Opinion: The Councilmember from the northeast Valley should just say no to an affordable housing project on Samoa Avenue. He is, conversely, changing the community narrative on the project, trying to get the community to accept the fact the development is coming to the community whether it likes it or not.
Councilmember Paul Krekorian's letter to about a hundred concerned community members in Sunland Tujunga of two days ago could have been sent by nearly any Councilmember who has an affordable housing project coming to their community. As such projects are very popular with connected developers, the City has more than one such project in the pipeline.

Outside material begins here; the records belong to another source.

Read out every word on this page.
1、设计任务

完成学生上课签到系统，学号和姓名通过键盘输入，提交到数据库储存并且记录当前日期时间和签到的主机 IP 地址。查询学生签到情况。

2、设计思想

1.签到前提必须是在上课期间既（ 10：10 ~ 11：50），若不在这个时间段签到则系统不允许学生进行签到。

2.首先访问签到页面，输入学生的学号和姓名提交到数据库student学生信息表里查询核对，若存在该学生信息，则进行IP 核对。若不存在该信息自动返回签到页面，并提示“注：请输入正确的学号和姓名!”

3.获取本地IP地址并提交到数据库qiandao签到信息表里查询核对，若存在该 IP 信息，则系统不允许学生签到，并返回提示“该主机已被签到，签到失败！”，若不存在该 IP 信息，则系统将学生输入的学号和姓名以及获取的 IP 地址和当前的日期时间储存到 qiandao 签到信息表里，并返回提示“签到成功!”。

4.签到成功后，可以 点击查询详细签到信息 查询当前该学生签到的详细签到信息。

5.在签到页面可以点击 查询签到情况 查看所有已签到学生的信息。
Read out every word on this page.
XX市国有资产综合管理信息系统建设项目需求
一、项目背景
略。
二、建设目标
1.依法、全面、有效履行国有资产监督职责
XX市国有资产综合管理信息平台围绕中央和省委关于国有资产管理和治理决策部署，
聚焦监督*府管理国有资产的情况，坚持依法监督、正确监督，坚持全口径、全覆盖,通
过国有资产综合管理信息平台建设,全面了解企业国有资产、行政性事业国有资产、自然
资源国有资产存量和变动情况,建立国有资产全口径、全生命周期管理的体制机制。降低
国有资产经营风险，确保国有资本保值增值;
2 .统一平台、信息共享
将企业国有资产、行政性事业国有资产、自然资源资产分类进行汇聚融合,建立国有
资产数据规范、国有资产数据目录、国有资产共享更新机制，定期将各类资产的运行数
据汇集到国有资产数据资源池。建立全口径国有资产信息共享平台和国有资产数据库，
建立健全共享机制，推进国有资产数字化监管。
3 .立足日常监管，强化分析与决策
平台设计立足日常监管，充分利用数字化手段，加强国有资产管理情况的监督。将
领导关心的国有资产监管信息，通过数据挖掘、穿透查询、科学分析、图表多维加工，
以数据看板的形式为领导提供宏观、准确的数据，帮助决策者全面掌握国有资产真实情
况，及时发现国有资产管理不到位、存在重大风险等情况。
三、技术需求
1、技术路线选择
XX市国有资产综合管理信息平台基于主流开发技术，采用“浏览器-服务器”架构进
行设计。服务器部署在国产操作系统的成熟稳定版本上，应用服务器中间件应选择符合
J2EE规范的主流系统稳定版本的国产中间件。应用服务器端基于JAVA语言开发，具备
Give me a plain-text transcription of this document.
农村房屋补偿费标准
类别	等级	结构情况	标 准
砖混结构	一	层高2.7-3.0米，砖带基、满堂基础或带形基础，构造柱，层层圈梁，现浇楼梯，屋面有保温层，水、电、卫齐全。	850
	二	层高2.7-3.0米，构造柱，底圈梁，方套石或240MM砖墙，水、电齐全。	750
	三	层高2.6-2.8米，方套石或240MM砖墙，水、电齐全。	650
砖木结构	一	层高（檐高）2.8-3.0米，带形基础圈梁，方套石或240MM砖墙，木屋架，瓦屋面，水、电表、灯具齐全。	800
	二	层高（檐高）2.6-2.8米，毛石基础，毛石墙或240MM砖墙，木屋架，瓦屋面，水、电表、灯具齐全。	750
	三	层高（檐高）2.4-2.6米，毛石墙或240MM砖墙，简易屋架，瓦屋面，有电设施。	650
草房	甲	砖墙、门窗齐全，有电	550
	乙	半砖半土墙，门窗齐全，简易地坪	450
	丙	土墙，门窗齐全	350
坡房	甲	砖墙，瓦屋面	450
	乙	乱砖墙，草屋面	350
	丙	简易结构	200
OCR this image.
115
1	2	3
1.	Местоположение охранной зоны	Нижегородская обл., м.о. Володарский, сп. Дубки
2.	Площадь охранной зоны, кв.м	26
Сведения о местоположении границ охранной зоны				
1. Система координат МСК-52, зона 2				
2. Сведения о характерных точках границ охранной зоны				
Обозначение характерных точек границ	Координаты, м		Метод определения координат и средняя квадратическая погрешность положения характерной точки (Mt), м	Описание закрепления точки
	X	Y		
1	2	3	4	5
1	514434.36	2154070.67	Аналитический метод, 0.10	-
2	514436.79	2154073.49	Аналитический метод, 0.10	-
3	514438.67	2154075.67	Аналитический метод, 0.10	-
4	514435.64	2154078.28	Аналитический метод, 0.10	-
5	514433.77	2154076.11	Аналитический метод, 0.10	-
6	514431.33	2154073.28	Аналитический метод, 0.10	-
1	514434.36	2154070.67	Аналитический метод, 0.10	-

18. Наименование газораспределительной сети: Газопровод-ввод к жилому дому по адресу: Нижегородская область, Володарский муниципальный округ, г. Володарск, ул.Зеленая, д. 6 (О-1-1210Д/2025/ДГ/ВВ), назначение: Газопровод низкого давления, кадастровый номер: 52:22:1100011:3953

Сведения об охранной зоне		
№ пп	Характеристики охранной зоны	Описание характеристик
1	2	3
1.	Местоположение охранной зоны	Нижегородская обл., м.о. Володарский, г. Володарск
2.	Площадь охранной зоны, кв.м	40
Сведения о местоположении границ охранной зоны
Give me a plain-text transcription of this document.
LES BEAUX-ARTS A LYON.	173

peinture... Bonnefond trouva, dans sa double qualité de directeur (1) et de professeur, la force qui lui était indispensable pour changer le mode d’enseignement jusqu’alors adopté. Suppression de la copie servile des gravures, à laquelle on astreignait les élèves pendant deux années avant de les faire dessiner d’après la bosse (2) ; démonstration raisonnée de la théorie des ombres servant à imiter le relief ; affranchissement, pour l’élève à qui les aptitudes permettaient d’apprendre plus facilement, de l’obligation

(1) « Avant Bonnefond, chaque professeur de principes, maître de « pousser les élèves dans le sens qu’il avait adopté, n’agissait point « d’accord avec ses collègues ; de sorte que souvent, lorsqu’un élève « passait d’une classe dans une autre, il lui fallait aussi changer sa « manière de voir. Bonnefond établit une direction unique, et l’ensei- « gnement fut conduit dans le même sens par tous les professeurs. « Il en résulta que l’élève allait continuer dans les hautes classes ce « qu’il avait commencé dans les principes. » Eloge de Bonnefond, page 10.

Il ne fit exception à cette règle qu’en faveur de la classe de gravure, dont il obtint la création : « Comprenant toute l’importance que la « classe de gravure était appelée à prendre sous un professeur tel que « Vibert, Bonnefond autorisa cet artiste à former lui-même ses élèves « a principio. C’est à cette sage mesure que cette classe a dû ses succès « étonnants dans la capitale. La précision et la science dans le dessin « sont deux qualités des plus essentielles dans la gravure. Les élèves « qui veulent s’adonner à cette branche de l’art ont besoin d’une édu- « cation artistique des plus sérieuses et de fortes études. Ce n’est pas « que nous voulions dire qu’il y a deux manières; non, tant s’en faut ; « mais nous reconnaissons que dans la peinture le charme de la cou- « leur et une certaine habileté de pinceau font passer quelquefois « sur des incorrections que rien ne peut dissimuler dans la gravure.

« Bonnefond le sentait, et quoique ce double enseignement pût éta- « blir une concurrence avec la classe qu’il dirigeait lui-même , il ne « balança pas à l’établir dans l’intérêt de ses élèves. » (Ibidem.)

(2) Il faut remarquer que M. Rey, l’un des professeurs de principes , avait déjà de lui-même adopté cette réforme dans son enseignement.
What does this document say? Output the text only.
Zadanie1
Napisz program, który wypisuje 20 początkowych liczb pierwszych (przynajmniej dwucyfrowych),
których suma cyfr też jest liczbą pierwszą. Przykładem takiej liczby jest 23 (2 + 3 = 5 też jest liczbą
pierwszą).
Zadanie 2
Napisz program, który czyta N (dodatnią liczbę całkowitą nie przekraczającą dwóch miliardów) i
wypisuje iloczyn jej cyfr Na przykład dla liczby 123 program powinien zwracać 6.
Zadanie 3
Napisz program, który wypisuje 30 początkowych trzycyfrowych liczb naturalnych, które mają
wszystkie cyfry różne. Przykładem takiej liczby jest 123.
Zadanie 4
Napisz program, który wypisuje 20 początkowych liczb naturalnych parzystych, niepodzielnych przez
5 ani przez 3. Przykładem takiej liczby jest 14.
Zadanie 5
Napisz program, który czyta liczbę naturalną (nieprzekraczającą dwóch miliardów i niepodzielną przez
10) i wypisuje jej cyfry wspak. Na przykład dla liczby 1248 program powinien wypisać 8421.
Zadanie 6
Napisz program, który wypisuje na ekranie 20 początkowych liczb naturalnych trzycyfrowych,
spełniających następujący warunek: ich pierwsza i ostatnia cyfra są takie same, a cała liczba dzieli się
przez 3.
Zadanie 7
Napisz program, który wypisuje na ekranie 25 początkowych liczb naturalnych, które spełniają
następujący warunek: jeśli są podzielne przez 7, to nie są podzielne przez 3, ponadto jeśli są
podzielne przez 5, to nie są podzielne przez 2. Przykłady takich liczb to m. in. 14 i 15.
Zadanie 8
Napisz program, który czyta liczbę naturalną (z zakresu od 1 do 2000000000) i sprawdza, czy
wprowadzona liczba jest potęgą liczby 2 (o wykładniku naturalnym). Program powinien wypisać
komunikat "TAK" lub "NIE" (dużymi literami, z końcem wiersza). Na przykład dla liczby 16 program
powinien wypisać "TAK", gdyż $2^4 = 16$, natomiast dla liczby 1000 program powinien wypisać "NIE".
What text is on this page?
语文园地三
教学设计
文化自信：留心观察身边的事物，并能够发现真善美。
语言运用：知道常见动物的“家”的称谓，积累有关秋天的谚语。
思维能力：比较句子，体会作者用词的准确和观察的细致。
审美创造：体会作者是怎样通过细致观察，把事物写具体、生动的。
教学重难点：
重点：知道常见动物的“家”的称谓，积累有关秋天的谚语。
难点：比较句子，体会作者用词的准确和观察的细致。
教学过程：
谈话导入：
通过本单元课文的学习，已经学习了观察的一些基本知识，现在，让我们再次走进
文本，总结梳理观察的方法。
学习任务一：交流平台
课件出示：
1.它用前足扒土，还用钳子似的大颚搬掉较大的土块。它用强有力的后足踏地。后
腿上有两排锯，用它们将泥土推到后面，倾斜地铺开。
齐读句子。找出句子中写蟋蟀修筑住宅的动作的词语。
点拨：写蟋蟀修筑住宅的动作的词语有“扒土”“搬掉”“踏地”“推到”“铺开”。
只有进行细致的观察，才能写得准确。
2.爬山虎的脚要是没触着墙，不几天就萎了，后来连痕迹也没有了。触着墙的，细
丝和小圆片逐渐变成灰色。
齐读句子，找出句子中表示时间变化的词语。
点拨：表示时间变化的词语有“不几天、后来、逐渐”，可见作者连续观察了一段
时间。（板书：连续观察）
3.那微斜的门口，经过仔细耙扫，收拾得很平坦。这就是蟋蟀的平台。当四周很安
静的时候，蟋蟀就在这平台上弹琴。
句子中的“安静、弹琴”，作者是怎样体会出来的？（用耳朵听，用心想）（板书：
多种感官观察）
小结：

All of these projects are of very questionable merit, because they push our housing stock a little further in the wrong direction.
Krekorian's letter tried to convince the community that the question at the heart of the dispute was simply a matter of scale, rather than whether or not the project itself should be stopped. In my estimation, the letter was a naked attempt to change the narrative on the project in the community, as was his staffer Karo Torossian's appearance before a local land use committee before the letter was issued.
On another affordable housing boondoggle, a funding instrument that would have paved the way for dozens more such projects, I wrote in the LA Times in 2006 that:
Affordable housing — which proponents hope has the same goodwill cachet as "school" or "library" — in truth is a hard-to-define, highly complex and highly speculative realm of urban planning, with a spotty track record and dozens of inherent paradoxes.The neighborhood that Krekorian's office wants to plunk so many units into is already rife with crime activity; and 60+ low income units will only add to more density. Even local cops, I hear, are outraged by the project.
For instance, one of the many talking points bond proponents tout is that the resulting housing developments would raise the property values in the communities into which they're inserted. Thus, if an affordable housing project comes to your neighborhood, property values would rise — making housing less affordable!
But how does a surfeit of rentals make housing less affordable? Doesn't a larger supply automatically mean better pricing?
No, it doesn't. Not when it comes to rentals.
While it's a good thing to get people into rentals they can afford, the City already has a surfeit of rentals--which drives the prices of rentals up, not down. The City's rentals make for 61% of our housing stock. In healthier cities, the rental-to-owner-occupied ratio is a solid fifty-fifty.
When a city has too many rentals, the way LA and NYC do, there are necessarily too few owner-occupied units. Many people in the middle income area who in other cities would own homes get stuck in the top tier of the rental market. Because there are too few homes to buy, the prices on homes stays out of reach for the top tier of renters--people who would be homeowners in a city with a stronger supply of homes to own.
This makes for a "missing rung" on the city's housing ladder. By widening the local pool of renters, rather than making for a consistent balance of rentals and owner-occupied homes, we only add to the problem, and make housing less affordable overall. Even if the Samoa project were scaled down to four units, the fact that it adds to the City's rental stock at all accomplishes nothing other than move the rental-to-homeowner ratio a little further in the wrong direction, making for a larger pool of renters hopeful to own homes--pushing property values upwards, and homes further out of reach of first-time owners.
The public is invited to comment on the project by November 2. In my opinion, the public should only make one comment: that this Samoa project must be stopped, and that Krekorian is the man in the best position to stop it.